How is the set-up in your NICU? Are parents able to stay in the NICU with their babies?
No, we unfortunately don’t have enough space. We are planning a new Children’s Hospital, but currently it’s not possible. Moms stay at home or they can stay here in the hospital, but not in the NICU. We have an open-door policy; parents can visit whenever they want. We have two mother-child rooms, but those are for the families when our patients are coming close to discharge.
Are your parents still allowed on the unit in the current covid-19 situation?
We allow both parents to visit, there are no restrictions as long as both are healthy and don’t show any covid-19 associated symptoms. We recently had kids from covid-19 positive parents in the unit, but that’s a different story. It may become hard, but as long as relatives are covid-19 positive, they are not allowed in. But other than that, we allow both parents in the unit. This is important: if you get a new child it’s not only the mother-child dyad that needs to be established, if there is a partner then it is equally important for the partner to be able to form that bond as well.

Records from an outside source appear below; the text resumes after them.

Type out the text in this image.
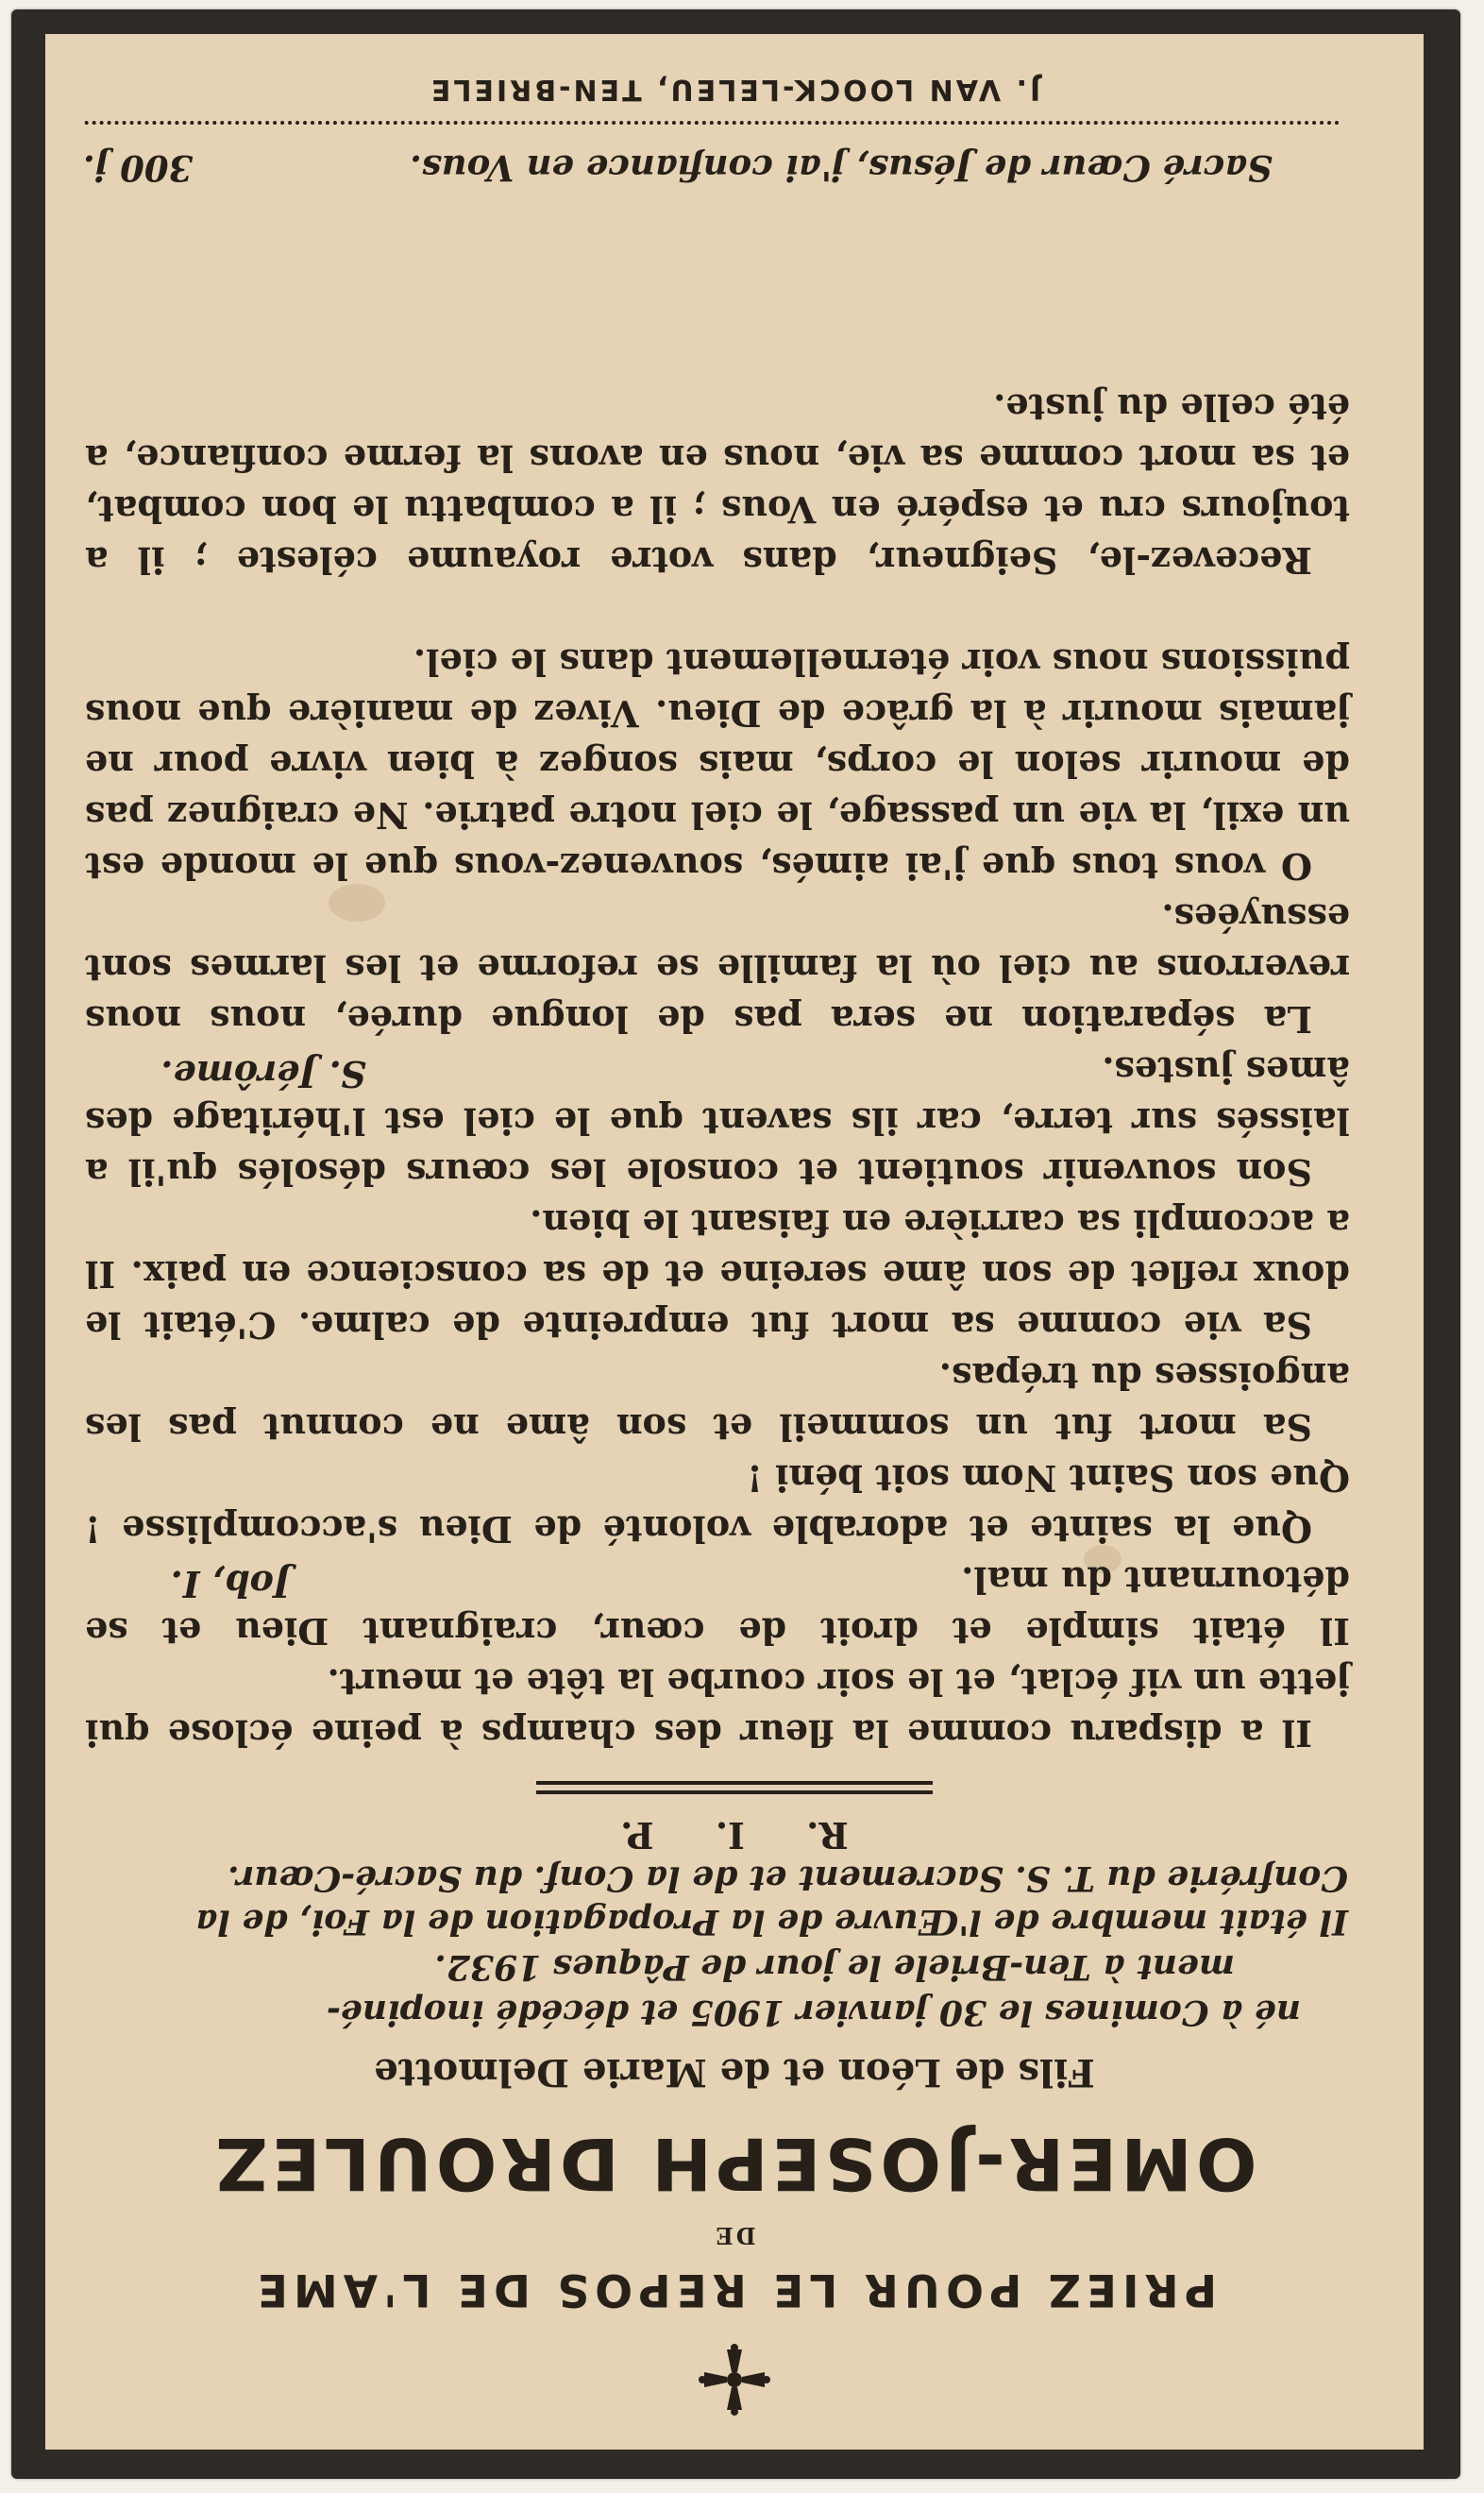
PRIEZ POUR LE REPOS DE L'AME
DE
OMER-JOSEPH DROULEZ
Fils de Léon et de Marie Delmotte
né à Comines le 30 janvier 1905 et décédé inopiné-
ment à Ten-Briele le jour de Pâques 1932.
Il était membre de l'Œuvre de la Propagation de la Foi, de la
Confrérie du T. S. Sacrement et de la Conf. du Sacré-Cœur.
R. I. P.

Il a disparu comme la fleur des champs à peine éclose qui jette un vif éclat, et le soir courbe la tête et meurt.

Il était simple et droit de cœur, craignant Dieu et se détournant du mal.

Job, I.

Que la sainte et adorable volonté de Dieu s'accomplisse ! Que son Saint Nom soit béni !

Sa mort fut un sommeil et son âme ne connut pas les angoisses du trépas.

Sa vie comme sa mort fut empreinte de calme. C'était le doux reflet de son âme sereine et de sa conscience en paix. Il a accompli sa carrière en faisant le bien.

Son souvenir soutient et console les cœurs désolés qu'il a laissés sur terre, car ils savent que le ciel est l'héritage des âmes justes.

S. Jérôme.

La séparation ne sera pas de longue durée, nous nous reverrons au ciel où la famille se reforme et les larmes sont essuyées.

O vous tous que j'ai aimés, souvenez-vous que le monde est un exil, la vie un passage, le ciel notre patrie. Ne craignez pas de mourir selon le corps, mais songez à bien vivre pour ne jamais mourir à la grâce de Dieu. Vivez de manière que nous puissions nous voir éternellement dans le ciel.

Recevez-le, Seigneur, dans votre royaume céleste ; il a toujours cru et espéré en Vous ; il a combattu le bon combat, et sa mort comme sa vie, nous en avons la ferme confiance, a été celle du juste.

Sacré Cœur de Jésus, j'ai confiance en Vous.
300 j.
J. VAN LOOCK-LELEU, TEN-BRIELE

If a covid-19 positive mother gives birth to a preterm baby, do you consider the baby to be positive or negative?
We are in discussion on that topic right now. I think the risk of transition is relatively low so we would rather like to consider them as covid-19 negative, but of course we follow the directions given by our infection control though sometimes they have a different opinion. They consider them as positive and we need to test them and continue for 14 days at least and until then they should be in a single room. But we sometimes are running short on space, so I think we are still trying to find the tools there. It’s hard times for everyone.